A veces me pregunto, si yo fuera un gobernante colombiano, por dónde comenzaría a transformar una sociedad y una cultura tan complejas y enfermas. Me pregunto cuál es la acción que realmente logrará que las cosas cambien para bien y ojalá de la mayoría. Me quedo cavilando si realmente a los colombianos de verdad nos interesa una sociedad mejor o si en el fondo todos le sacamos provecho al desencanto que nos visita cada día de una y mil formas. Trato de pensar bien de las personas y hasta me surge alguna esperanza acompañada de sonrisa interior, pero al poco tiempo veo sin velo alguno que no somos gente ni tan fácil ni tan amable como nos decimos a nosotros mismos y definitivamente somos bastante ingobernables. Me imagino que la primera noche en un palacio de gobierno colombiano -nacional, departamental o municipal-, debe ser absolutamente angustiante.
Estoy seguro de que a muchos ciudadanos colombianos nos parece que el país, la sociedad que conformamos, la extraña cultura que hemos construido, no es actualmente el mejor amparo para ningún ser humano. ¿Cómo, entonces, hacer para que todo sea diferente? Aparece la lista habitual de respuestas: educación, inclusión, igualdad, seguridad, oportunidades, empleo, derechos, medio ambiente y no se sabe cuántas cosas más de las cuales nadie conoce a ciencia cierta si pueden lograr algo nuevo y mejor para Colombia. Y si alguien propusiera una búsqueda sincera de la verdad en todo sentido lo mirarían como bicho raro. Y si se le ocurriera mencionar la justicia en todas sus dimensiones, lo verían con sospecha. Pero si se postulara la libertad como el camino hacia algo nuevo, no pocos entrarían en pánico, precisamente por el tipo de personas que ha dado esta sociedad y esta cultura, ambas indescifrables.
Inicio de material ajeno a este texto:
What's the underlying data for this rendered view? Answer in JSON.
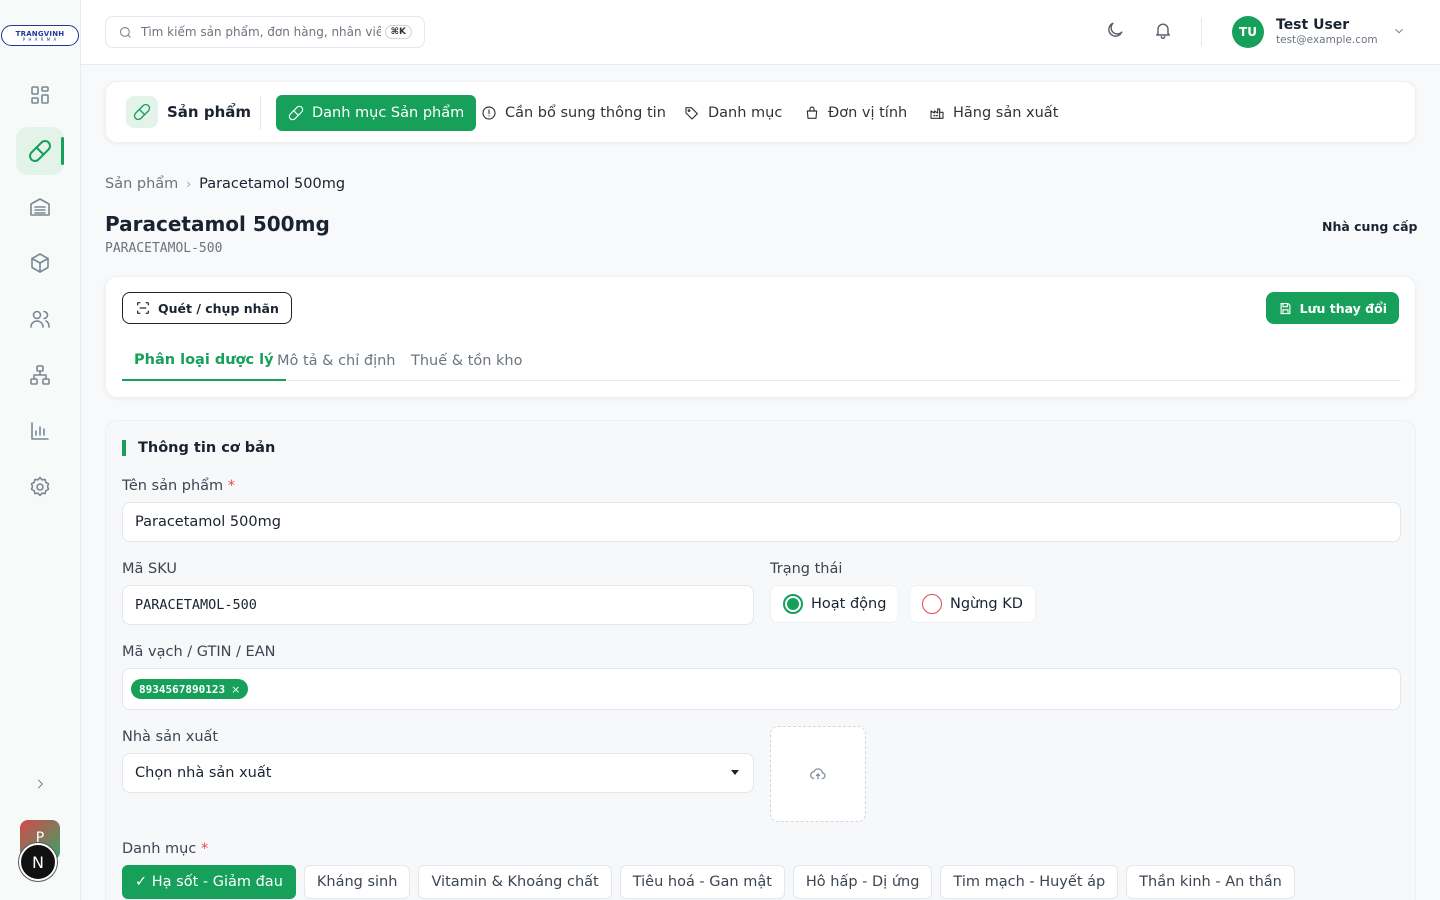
{
  "logo": {
    "text": "TRANGVINH",
    "sub": "P H A R M A"
  },
  "header": {
    "search_placeholder": "Tìm kiếm sản phẩm, đơn hàng, nhân viên...",
    "shortcut": "⌘K",
    "user": {
      "initials": "TU",
      "name": "Test User",
      "email": "test@example.com"
    }
  },
  "sidebar": {
    "items": [
      "dashboard-icon",
      "pill-icon",
      "warehouse-icon",
      "box-icon",
      "users-icon",
      "org-chart-icon",
      "chart-icon",
      "gear-icon"
    ],
    "active_index": 1,
    "avatar_p": "P",
    "avatar_n": "N"
  },
  "subnav": {
    "brand": "Sản phẩm",
    "tabs": [
      "Danh mục Sản phẩm",
      "Cần bổ sung thông tin",
      "Danh mục",
      "Đơn vị tính",
      "Hãng sản xuất"
    ]
  },
  "breadcrumb": {
    "parent": "Sản phẩm",
    "current": "Paracetamol 500mg"
  },
  "product": {
    "title": "Paracetamol 500mg",
    "sku": "PARACETAMOL-500",
    "supplier_label": "Nhà cung cấp"
  },
  "actions": {
    "scan": "Quét / chụp nhãn",
    "save": "Lưu thay đổi"
  },
  "form_tabs": [
    "Phân loại dược lý",
    "Mô tả & chỉ định",
    "Thuế & tồn kho"
  ],
  "form": {
    "section_title": "Thông tin cơ bản",
    "name_label": "Tên sản phẩm",
    "name_value": "Paracetamol 500mg",
    "sku_label": "Mã SKU",
    "sku_value": "PARACETAMOL-500",
    "status_label": "Trạng thái",
    "status_active": "Hoạt động",
    "status_inactive": "Ngừng KD",
    "barcode_label": "Mã vạch / GTIN / EAN",
    "barcode_value": "8934567890123",
    "barcode_remove": "×",
    "manufacturer_label": "Nhà sản xuất",
    "manufacturer_placeholder": "Chọn nhà sản xuất",
    "category_label": "Danh mục",
    "required_mark": "*",
    "categories": [
      "✓ Hạ sốt - Giảm đau",
      "Kháng sinh",
      "Vitamin & Khoáng chất",
      "Tiêu hoá - Gan mật",
      "Hô hấp - Dị ứng",
      "Tim mạch - Huyết áp",
      "Thần kinh - An thần"
    ]
  },
  "colors": {
    "accent": "#16a05a",
    "danger": "#e5484d",
    "text": "#1a2330",
    "muted": "#6b7580"
  }
}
¿No hay salida? Probablemente sí. Pero lo que se siente en el ambiente es una desesperanza que hace pensar que no hay solución. Que nada será remedio para una nación enferma. La violencia sigue solapada, aunque no tanto, como el instinto de quienes aquí habitamos para dominar a la bestia que somos nosotros mismos. Hubo tiempos en que la fe religiosa cohesionaba y orientaba, al menos a un número grande de personas. Hoy es un bazar incomprensible en sus palabras y en sus ofrecimientos. ¿Por dónde comenzar? Quizás por no hacer tantas cosas, la mayoría de las cuales no surten ningún efecto sobre las personas y la sociedad. O, lo mismo, por una, dos o tres tareas elementales que comiencen a crear un hombre y una mujer nuevos. Lo único que parece claro en este panorama desalentador es que se necesitan realidades nuevas si se quiere una sociedad, una cultura, unas personas diferentes. Somos una nación vieja en sus modelos de acción. Quizás necesitamos ser bautizados de nuevo en todos los campos de la vida, porque eso es un bautizo: morir a lo viejo y nacer a lo nuevo.